Anche in Italia, però, gli operatori hanno registrato grosse perdite proprio a causa della mancanza di flussi dalla Cina: «Sentiamo davvero la loro assenza – ha dichiarato al quotidiano americano Alfonsina Russo, direttrice del parco del Colosseo a Roma – i turisti asiatici, soprattutto dalla Cina, rappresentavano circa il 40% dei visitatori internazionali del Colosseo nel 2019. In quell’anno, il sito aveva adattato i suoi pannelli e le sue guide per includere la lingua cinese, insieme all’inglese e all’italiano».
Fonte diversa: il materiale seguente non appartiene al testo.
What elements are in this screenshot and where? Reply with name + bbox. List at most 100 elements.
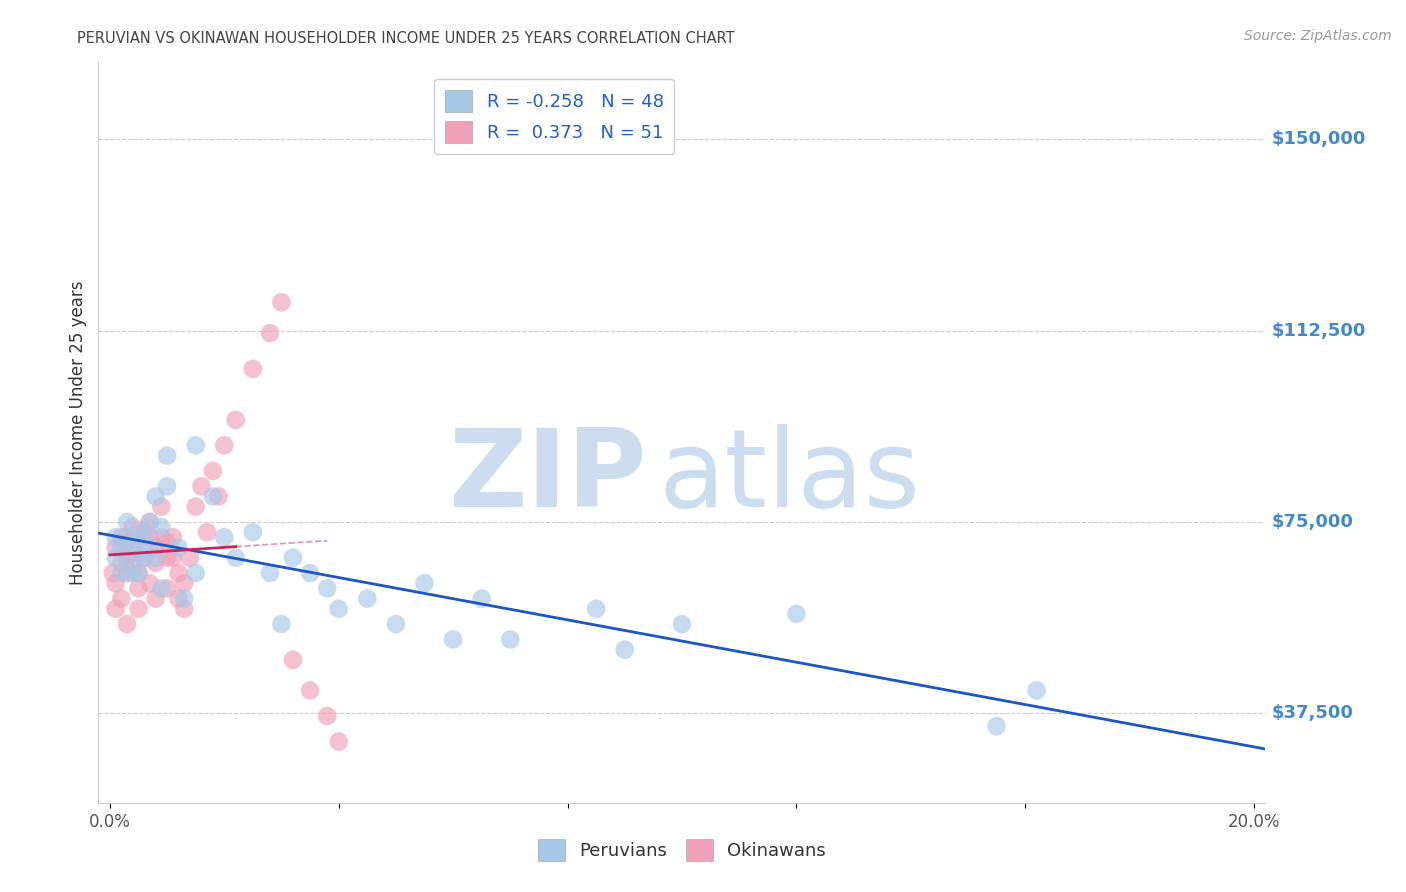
Point (184, 500, 207, 514)
Point (104, 541, 127, 555)
Point (110, 556, 132, 570)
Point (173, 591, 195, 606)
Point (139, 515, 162, 529)
Point (115, 566, 138, 580)
Point (190, 479, 212, 493)
Point (127, 601, 149, 615)
Point (316, 582, 339, 596)
Text: atlas: atlas (658, 424, 921, 530)
Point (121, 541, 143, 555)
Text: ZIP: ZIP (449, 424, 647, 530)
Point (225, 413, 247, 427)
Point (785, 607, 807, 621)
Point (127, 566, 149, 580)
Point (195, 525, 218, 540)
Y-axis label: Householder Income Under 25 years: Householder Income Under 25 years (69, 280, 87, 585)
Point (671, 617, 693, 632)
Point (471, 591, 494, 606)
Point (328, 734, 350, 748)
Point (156, 550, 179, 565)
Point (281, 550, 304, 565)
Point (156, 535, 179, 549)
Point (127, 566, 149, 580)
Point (328, 601, 350, 615)
Point (104, 550, 127, 565)
Point (145, 591, 167, 606)
Point (184, 566, 207, 580)
Point (145, 550, 167, 565)
Point (145, 490, 167, 504)
Point (121, 566, 143, 580)
Point (101, 566, 124, 580)
Point (121, 556, 143, 570)
Point (167, 541, 190, 555)
Point (150, 582, 173, 596)
Point (173, 576, 195, 591)
Point (299, 683, 322, 698)
Text: $75,000: $75,000 (1271, 513, 1353, 531)
Point (986, 719, 1008, 733)
Text: $112,500: $112,500 (1271, 321, 1365, 340)
Text: PERUVIAN VS OKINAWAN HOUSEHOLDER INCOME UNDER 25 YEARS CORRELATION CHART: PERUVIAN VS OKINAWAN HOUSEHOLDER INCOME … (77, 31, 735, 46)
Point (184, 438, 207, 452)
Point (156, 479, 179, 493)
Point (104, 576, 127, 591)
Point (115, 535, 138, 549)
Point (242, 525, 264, 540)
Point (150, 520, 173, 534)
Point (110, 541, 132, 555)
Point (110, 566, 132, 580)
Point (316, 709, 339, 723)
Point (499, 632, 522, 647)
Point (162, 530, 184, 544)
Point (613, 642, 636, 657)
Point (121, 541, 143, 555)
Point (242, 361, 264, 376)
Point (115, 617, 138, 632)
Point (162, 550, 184, 565)
Point (115, 530, 138, 544)
Point (115, 515, 138, 529)
Point (134, 550, 156, 565)
Point (110, 591, 132, 606)
Point (127, 525, 149, 540)
Point (207, 490, 229, 504)
Point (139, 515, 162, 529)
Point (214, 530, 236, 544)
Point (259, 326, 281, 340)
Point (214, 438, 236, 452)
Point (299, 566, 322, 580)
Point (134, 530, 156, 544)
Point (167, 591, 190, 606)
Point (139, 530, 162, 544)
Point (134, 525, 156, 540)
Point (110, 530, 132, 544)
Point (356, 591, 378, 606)
Point (585, 601, 607, 615)
Text: $150,000: $150,000 (1271, 130, 1365, 148)
Point (441, 632, 464, 647)
Point (225, 550, 247, 565)
Point (104, 530, 127, 544)
Point (104, 601, 127, 615)
Point (127, 582, 149, 596)
Point (413, 576, 436, 591)
Legend: Peruvians, Okinawans: Peruvians, Okinawans (531, 831, 832, 868)
Point (139, 576, 162, 591)
Text: Source: ZipAtlas.com: Source: ZipAtlas.com (1244, 29, 1392, 43)
Point (167, 566, 190, 580)
Point (150, 530, 173, 544)
Point (1025, 683, 1047, 698)
Point (156, 449, 179, 463)
Point (145, 541, 167, 555)
Point (173, 601, 195, 615)
Point (121, 520, 143, 534)
Point (156, 582, 179, 596)
Point (179, 550, 201, 565)
Point (259, 566, 281, 580)
Text: $37,500: $37,500 (1271, 705, 1353, 723)
Point (150, 500, 173, 514)
Point (270, 617, 292, 632)
Point (139, 541, 162, 555)
Point (134, 550, 156, 565)
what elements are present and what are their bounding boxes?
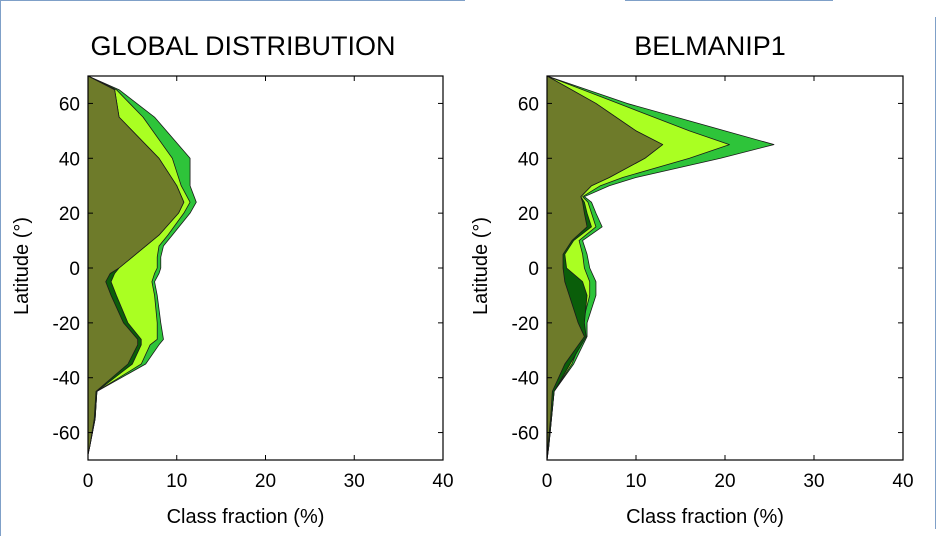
y-tick-label: 20: [518, 204, 539, 225]
y-tick-label: 0: [69, 259, 80, 280]
footer-strip: [465, 529, 936, 537]
y-axis-label: Latitude (°): [470, 217, 492, 315]
x-tick-label: 10: [166, 471, 187, 492]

Secondo Fausto Palombelli, responsabile della sezione turismo di Unindustria, la scomparsa dei turisti cinesi ha inferto «un colpo devastante» ad alcune imprese che avevano investito in questo mercato.
IL MODELLO CINESE
Qualche giorno fa, il quotidiano Global Times – molto vicino alle posizioni governative – ha riportato che il noto pneumologo cinese Zhong Nanshan, ha elencato i prerequisiti per un ritorno alla normalità della Cina: tra questi, la necessità che il tasso di mortalità del virus scenda allo 0,1%; poi, è necessario che il tasso di riproduzione del virus rimanga entro un intervallo tra 1 e 1,5; e infine, che l’80-85% della popolazione cinese sia immunizzata (attualmente il Paese ha circa il 79%. di adulti vaccinati).
Chi sperava in una imminente apertura dei confini cinesi, quindi, dovrà ancora una volta attendere tempi migliori.
E nonostante le crescenti insofferenze, anche da parte del comparto turistico cinese, Pechino si dimostra sempre più convinta della propria strategia, che prevede lunghe quarantene obbligatorie per chiunque entri nel Paese dall’estero, voli internazionali centellinati, e lockdown o chiusure immediate non appena viene identificato un focolaio.
La diffusione della variante Omicron nelle ultime settimane, e il conseguente innalzamento dei contagi in occidente, non ha fatto che cementificare la convinzione della Cina di essere sulla strada giusta. Sempre il Global Times ha scritto pochi giorni fa che «la strategia “zero-Covid” e la rapida risposta ai focolai locali, dimostrano che il Paese è in grado di affrontare qualsiasi variante».